|Some Futile Filibusters are |
Approved by the Media
Classic and Classy take down of Wendy Davis by Carl Cannon, a writer that I had not heard of before but whom I will be following from now on. I frankly didn't care much about the discrepancies in the Texas candidate for governor but after reading this you get a real sense of her ambition and unscrupulousness.
Perhaps what is most powerful in Cannon's understated account of the controversy around Ms. Davis' account of her life is the vicious self-righteousness with which she has answered the most reasonable observations about the inaccuracies in her campaign biography. Like really good writers he lets the actions of the subject speak for themselves as much as possible, limiting himself to some wry comments in passing.
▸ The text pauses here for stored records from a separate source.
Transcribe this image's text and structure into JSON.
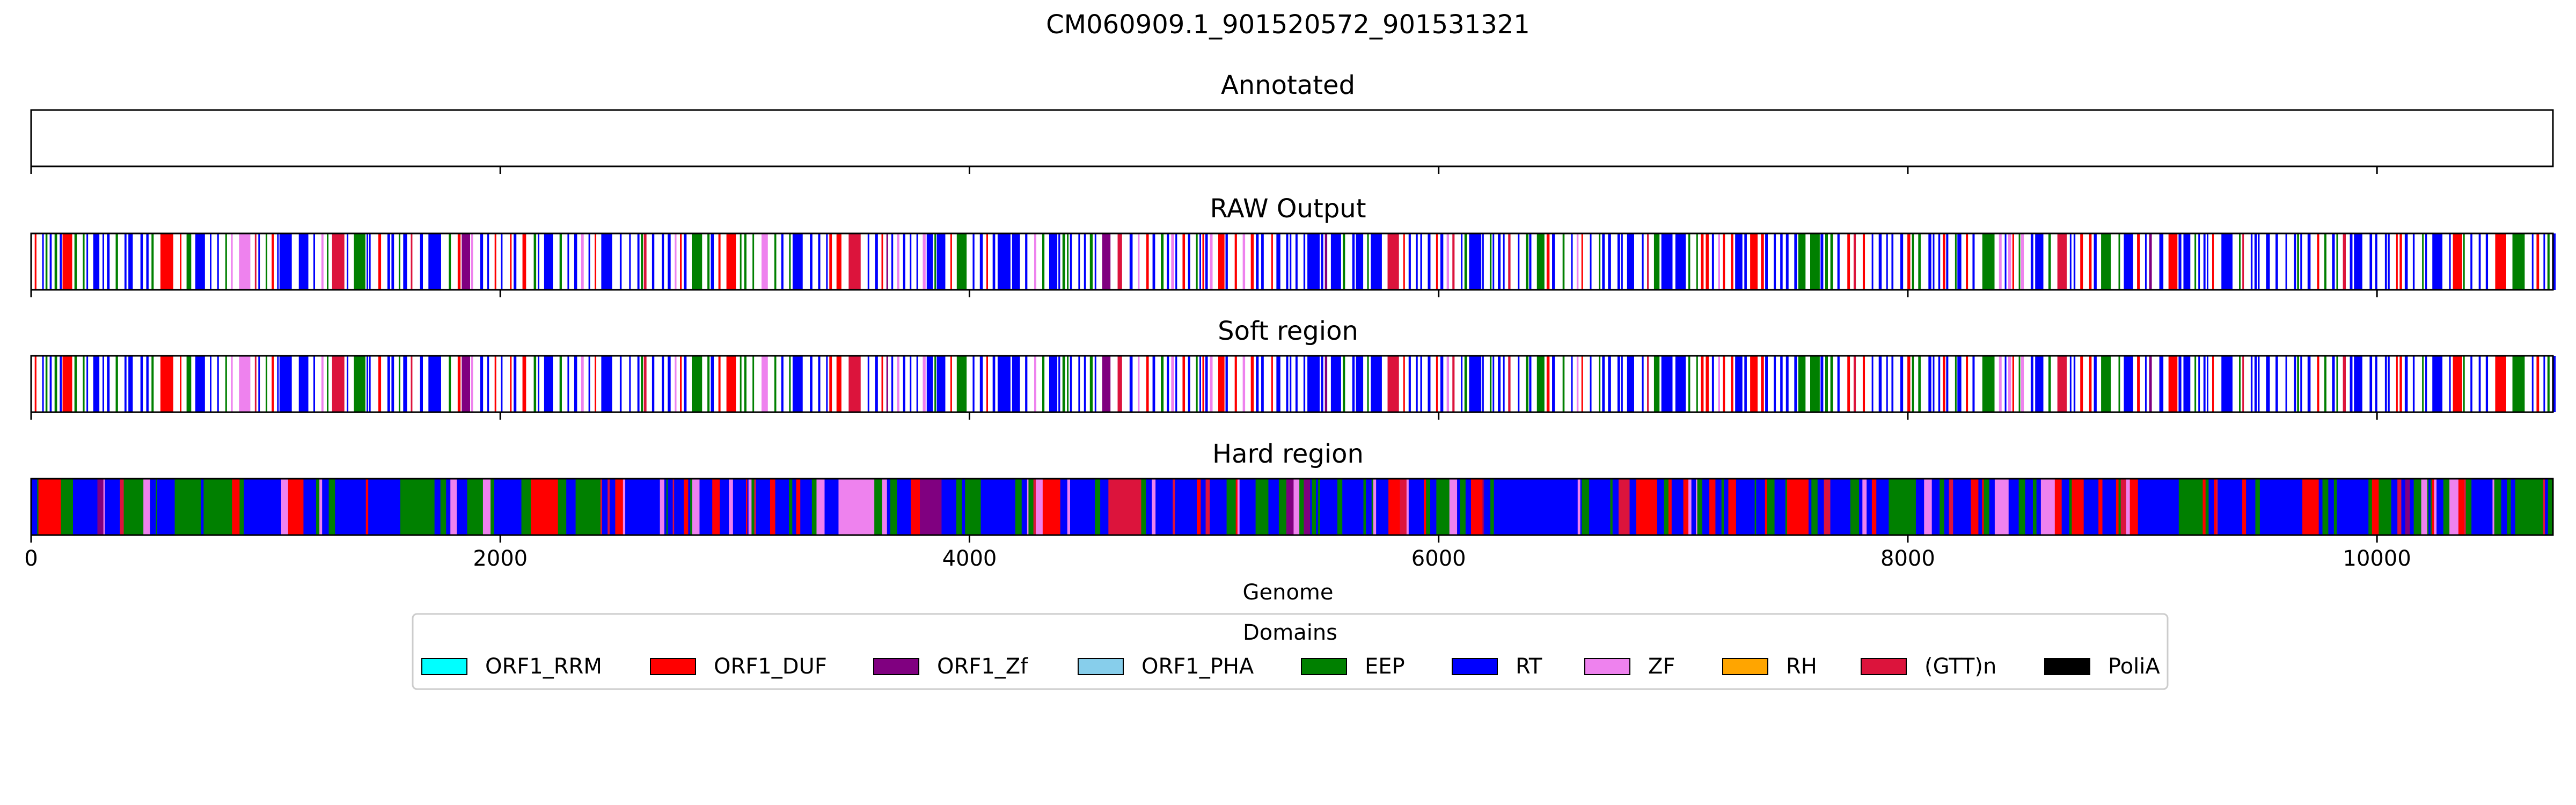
{
  "chart_data": {
    "type": "bar",
    "title": "CM060909.1_901520572_901531321",
    "xlabel": "Genome",
    "ylabel": "",
    "xlim": [
      0,
      10750
    ],
    "x_ticks": [
      0,
      2000,
      4000,
      6000,
      8000,
      10000
    ],
    "x_tick_labels": [
      "0",
      "2000",
      "4000",
      "6000",
      "8000",
      "10000"
    ],
    "grid": false,
    "legend_placement": "bottom-center",
    "legend": {
      "title": "Domains",
      "entries": [
        {
          "name": "ORF1_RRM",
          "color": "#00ffff"
        },
        {
          "name": "ORF1_DUF",
          "color": "#ff0000"
        },
        {
          "name": "ORF1_Zf",
          "color": "#800080"
        },
        {
          "name": "ORF1_PHA",
          "color": "#87ceeb"
        },
        {
          "name": "EEP",
          "color": "#008000"
        },
        {
          "name": "RT",
          "color": "#0000ff"
        },
        {
          "name": "ZF",
          "color": "#ee82ee"
        },
        {
          "name": "RH",
          "color": "#ffa500"
        },
        {
          "name": "(GTT)n",
          "color": "#dc143c"
        },
        {
          "name": "PoliA",
          "color": "#000000"
        }
      ]
    },
    "panels": [
      {
        "name": "Annotated",
        "kind": "empty"
      },
      {
        "name": "RAW Output",
        "kind": "sparse",
        "seed": 17
      },
      {
        "name": "Soft region",
        "kind": "sparse",
        "seed": 17
      },
      {
        "name": "Hard region",
        "kind": "dense",
        "seed": 91
      }
    ]
  }
}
My favorite is this at the end.
As a chaser to such deceit, the campaign added a gaffe in the form of a Wendy Davis statement that Abbott never “walked a day in my shoes.” One doesn’t have to wonder how liberals would respond if George W. Bush had said that about a paraplegic opponent. And then, a surreptitious videotape began circulating in conservative circles purportedly showing Davis backers laughing about Abbott being in a wheelchair.That’s not as surprising as it first seems. Wendy Davis came to prominence when she filibustered legislation that would ban abortions after 20 weeks of pregnancy, require abortion mills to meet the health and safety standards of hospitals, and ensure that the physicians in charge of abortion clinics have admitting privileges at nearby hospitals.The impetus for this legislation came about in the wake of the murder conviction of Kermit Gosnell, the Pennsylvania doctor who routinely performed late-term abortions, and killed babies who managed to survive the procedure. Many of his patients were grievously injured, too, and at least one died. All of them were women.